Western blotting was utilized to detect the expression of PI3K/Akt pathway proteins, aiming to elucidate the potential mechanism underlying the promotion of axonal regeneration. The expression levels of PI3K/Akt protein were significantly upregulated in IRFV-treated, H₂O₂-pre-stimulated PC12 cells (p < 0.05), while a notable reduction was observed in the expression of PI3K/Akt protein following the application of LY294002 (p < 0.05), indicating effective inhibition of the PI3K/Akt signaling pathway (Figures 5A–C). These results imply that IRFV may promote axonal regeneration in PC12 cells by activating the PI3K/Akt signaling pathway.

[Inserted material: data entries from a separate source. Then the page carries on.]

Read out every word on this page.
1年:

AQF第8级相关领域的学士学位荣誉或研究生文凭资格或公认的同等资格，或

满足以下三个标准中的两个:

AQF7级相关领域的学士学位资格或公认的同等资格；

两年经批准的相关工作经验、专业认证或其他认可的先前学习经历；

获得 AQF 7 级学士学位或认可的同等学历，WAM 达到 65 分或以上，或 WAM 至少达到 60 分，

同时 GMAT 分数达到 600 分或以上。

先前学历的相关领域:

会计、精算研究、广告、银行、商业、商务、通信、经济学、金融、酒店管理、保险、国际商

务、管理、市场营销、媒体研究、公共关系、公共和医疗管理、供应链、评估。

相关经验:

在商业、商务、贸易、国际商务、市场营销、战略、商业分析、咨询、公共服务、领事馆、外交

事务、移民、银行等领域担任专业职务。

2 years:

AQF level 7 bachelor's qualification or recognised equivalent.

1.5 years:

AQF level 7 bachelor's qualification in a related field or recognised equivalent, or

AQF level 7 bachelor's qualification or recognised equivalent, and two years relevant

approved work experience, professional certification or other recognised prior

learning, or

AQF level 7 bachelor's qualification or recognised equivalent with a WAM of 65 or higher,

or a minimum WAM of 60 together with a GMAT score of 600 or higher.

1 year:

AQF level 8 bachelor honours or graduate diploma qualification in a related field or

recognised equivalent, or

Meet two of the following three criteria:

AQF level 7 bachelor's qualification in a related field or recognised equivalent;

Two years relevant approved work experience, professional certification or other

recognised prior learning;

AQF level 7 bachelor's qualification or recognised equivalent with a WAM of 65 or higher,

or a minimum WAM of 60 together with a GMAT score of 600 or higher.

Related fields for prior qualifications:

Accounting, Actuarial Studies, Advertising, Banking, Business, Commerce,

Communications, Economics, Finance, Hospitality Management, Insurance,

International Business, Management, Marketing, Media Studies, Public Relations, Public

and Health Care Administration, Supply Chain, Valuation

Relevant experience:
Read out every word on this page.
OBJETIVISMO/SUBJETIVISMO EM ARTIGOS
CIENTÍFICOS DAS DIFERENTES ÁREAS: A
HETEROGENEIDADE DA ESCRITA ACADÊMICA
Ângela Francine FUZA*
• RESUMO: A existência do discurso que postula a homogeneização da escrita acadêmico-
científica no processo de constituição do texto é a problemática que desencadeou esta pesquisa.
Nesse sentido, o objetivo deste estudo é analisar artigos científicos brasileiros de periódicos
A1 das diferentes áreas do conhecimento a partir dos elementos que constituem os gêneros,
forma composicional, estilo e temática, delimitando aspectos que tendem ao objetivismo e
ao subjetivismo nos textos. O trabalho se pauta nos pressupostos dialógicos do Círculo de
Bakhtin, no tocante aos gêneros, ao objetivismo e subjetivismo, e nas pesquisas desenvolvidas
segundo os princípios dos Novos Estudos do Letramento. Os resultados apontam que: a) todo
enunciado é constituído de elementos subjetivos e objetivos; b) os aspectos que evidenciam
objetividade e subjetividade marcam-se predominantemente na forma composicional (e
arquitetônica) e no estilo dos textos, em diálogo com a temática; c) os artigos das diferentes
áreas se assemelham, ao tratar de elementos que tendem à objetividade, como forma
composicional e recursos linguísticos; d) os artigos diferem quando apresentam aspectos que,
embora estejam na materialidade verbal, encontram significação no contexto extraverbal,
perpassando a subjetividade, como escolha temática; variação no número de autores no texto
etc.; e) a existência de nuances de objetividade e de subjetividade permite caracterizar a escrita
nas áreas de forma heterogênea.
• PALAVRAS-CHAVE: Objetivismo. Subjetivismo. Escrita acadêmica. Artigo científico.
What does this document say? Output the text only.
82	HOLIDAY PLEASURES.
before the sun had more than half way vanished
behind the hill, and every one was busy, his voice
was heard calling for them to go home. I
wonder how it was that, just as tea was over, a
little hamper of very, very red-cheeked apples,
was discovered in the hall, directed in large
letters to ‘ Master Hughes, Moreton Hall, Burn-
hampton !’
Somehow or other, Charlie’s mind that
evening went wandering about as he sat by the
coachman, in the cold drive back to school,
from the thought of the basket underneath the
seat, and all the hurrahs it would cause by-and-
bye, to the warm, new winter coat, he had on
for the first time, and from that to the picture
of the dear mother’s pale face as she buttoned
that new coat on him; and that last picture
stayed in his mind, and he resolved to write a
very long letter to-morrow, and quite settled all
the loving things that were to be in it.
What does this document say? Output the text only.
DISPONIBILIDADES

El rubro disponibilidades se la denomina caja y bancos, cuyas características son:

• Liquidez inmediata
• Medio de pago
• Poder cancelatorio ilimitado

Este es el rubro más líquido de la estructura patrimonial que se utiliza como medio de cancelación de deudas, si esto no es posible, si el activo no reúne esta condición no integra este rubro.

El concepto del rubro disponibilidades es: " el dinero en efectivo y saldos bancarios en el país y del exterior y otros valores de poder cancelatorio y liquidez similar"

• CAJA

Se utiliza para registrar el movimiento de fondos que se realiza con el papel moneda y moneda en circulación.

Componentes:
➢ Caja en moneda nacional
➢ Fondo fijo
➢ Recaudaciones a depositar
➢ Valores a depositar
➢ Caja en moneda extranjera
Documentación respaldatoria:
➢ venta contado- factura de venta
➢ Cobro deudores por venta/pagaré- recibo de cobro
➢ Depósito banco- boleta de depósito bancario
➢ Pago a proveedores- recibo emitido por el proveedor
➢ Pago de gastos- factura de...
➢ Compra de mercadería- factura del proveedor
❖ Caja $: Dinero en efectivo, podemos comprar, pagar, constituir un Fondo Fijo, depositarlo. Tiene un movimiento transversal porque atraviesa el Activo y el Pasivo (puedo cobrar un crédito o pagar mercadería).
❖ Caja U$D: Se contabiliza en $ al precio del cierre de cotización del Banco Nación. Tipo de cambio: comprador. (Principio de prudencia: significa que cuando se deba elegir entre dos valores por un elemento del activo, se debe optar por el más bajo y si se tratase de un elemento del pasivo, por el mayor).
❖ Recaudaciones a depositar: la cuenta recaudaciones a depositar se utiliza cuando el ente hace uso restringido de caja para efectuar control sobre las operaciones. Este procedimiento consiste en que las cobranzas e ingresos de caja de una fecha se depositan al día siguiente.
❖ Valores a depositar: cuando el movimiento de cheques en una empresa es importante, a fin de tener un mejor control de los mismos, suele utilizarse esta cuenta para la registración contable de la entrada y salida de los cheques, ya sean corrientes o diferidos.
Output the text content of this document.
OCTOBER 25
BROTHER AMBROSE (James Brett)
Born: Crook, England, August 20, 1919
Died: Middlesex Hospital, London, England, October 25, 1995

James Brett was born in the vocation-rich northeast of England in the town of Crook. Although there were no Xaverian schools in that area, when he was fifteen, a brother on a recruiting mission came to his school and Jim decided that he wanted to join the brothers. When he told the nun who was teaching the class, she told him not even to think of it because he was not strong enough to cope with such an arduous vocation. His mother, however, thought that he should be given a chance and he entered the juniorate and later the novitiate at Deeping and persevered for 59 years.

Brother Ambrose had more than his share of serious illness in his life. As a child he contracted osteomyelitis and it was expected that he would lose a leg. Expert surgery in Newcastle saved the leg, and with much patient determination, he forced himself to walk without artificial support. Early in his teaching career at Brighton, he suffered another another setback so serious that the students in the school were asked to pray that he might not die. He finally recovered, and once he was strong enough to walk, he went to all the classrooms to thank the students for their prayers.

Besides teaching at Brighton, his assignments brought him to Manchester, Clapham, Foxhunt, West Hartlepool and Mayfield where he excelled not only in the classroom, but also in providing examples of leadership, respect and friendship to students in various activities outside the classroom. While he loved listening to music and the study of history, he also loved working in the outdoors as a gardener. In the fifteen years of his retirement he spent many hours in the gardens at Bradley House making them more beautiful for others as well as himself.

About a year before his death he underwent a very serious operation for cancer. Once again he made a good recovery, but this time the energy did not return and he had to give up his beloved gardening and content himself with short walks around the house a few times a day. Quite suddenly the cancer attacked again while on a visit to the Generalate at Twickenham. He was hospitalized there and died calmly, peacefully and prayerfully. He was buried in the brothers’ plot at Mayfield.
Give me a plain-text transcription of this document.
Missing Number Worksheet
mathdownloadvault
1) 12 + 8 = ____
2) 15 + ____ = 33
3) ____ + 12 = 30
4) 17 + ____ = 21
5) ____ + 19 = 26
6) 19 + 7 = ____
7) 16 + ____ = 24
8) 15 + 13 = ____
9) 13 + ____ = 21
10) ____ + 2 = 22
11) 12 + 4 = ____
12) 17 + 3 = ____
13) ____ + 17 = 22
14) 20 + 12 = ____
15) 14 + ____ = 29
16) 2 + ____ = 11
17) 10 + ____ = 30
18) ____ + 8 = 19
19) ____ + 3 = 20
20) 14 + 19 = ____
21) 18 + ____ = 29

Rats with SCI treated with IRFV were administered LY294002 via intraperitoneal injection. Western blot analysis of PI3K/Akt signaling pathway proteins in the rat spinal cord revealed that post-IRFV treatment, the expression of these proteins was significantly upregulated (p < 0.05), indicating activation of PI3K/Akt signaling pathway. After the intraperitoneal injection of LY294002, a significant decrease in the expression of PI3K/Akt signaling pathway proteins was observed in the rat spinal cord, suggesting effective inhibition of the PI3K/Akt pathway (Figures 6A,C–D). Immunofluorescence and Western blot analyses demonstrated that IRFV treatment significantly elevated the protein expression of NF200 and GAP43 in the spinal cord of the SCI rats, whereas LY294002 administration via intraperitoneal injection markedly reduced their expression (Figures 6A–D). Nissl and LFB staining results indicated that intraperitoneal administration of LY294002 reversed IRFV’s effects on increasing the number of Nissl bodies (p < 0.001) and ameliorating demyelination (p < 0.001) (Figures 6E,F). Behavioral assessments also revealed that intraperitoneal administration of LY294002 led to a significant reduction in motor function compared to IRFV-treated rats (Figure 6G). These findings demonstrate that the inhibition of the PI3K/Akt signaling pathway reverses IRFV’s effect on promoting axonal regeneration in SCI rats, further suggesting that IRFV promotes axonal regeneration by activating the PI3K/Akt pathway.